Run Multinode TensorFlow Application
This guide shows how to run a multi-node TensorFlow application. Sign in to AAC if you have not already.
Select application
- Click Applications in the navigation bar.
- In the filter, type Multinode and wait for the TensorFlow application family to appear.
- Open the family and select Tensorflow Multinode application.
- Click New Workload.
Select team
If you have more than one team, select one in the pop-up and click Launch.
Note
In this example we use AMD Internal.
Select input files
Upload any input files via Upload files or Browse files, then click Next. You can reuse files from a previous workload. If you have no files to upload, click Next.
Configure run script
Set the input_script variable to your Python script. If you leave it unchanged, the workload runs the default script. Input files are in /home/aac, e.g. input_script=/home/aac/custom_script.py.
Select resources
Set the number of nodes, GPUs per node, and maximum allowed runtime. Click Next.
Select compute
Step 11: Select Compute. Required Name of the Queue and cluster name can be searched for running the workload. After selecting Compute parameters, click NEXT.
Review workload submission
Review the workload details. Use Change in any section to edit. Estimated costs appear at the bottom. Click Run Workload to launch; you are redirected to the Workloads page.
Monitor workload
After you submit, monitor the workload on the Workloads page and the Workload Information page. Workload states:
Created – The workload has been created in the system
Sent – The workload has been sent to the queue that you selected in the workload submission process
Pending – The workload is in a waiting state in the queue
Running – The workload has started running in the selected queue
Completed – The workload has successfully finished processing
Failed – A problem has occurred which has prevented the workload from completing successfully
Canceled – The workload has been canceled by the user and stopped running
Click the workload to open the Workload Information page. The left panel shows submission details (name, application, input files, run script, resources). The right panel shows activity, queue status, cost, and workload info.

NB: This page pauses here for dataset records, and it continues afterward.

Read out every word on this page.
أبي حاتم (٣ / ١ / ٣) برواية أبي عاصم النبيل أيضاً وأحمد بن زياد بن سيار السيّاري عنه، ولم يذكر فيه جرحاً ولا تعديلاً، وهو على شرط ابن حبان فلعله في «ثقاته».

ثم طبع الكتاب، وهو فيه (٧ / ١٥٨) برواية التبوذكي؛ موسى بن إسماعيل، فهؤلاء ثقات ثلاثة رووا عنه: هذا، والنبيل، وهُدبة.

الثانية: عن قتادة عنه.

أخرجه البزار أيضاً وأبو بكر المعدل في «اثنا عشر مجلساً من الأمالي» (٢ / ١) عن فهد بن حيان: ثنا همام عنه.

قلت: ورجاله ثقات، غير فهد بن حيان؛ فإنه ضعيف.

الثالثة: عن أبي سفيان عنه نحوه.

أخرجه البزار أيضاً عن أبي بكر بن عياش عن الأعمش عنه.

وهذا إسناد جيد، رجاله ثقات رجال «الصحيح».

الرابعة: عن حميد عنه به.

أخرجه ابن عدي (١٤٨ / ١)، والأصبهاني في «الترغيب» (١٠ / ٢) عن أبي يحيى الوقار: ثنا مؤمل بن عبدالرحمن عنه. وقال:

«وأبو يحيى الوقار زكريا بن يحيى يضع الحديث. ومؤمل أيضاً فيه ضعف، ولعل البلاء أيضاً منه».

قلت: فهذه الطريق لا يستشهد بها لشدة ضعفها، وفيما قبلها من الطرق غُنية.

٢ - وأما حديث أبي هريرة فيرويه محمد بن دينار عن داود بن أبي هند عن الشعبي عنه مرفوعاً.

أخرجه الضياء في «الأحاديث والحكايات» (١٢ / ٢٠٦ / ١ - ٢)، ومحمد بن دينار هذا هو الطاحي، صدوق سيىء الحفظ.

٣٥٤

View Log Click on the links shown on the Workload Information screen to view the job log, stdout log and stderr log:
View Log - Information about the workload throughout the entire process
View Stdout - Standard output that presents the output of a workload and sometimes includes the results of the workload.
View Stderr - Standard Error that helps you understand why you may have encountered certain issues during the process.
Download log files - Download all information about the Log, STDOUT and Stderr log files.
When the script finishes, the workload completes automatically. Files generated in /home/aac are uploaded to Plexus.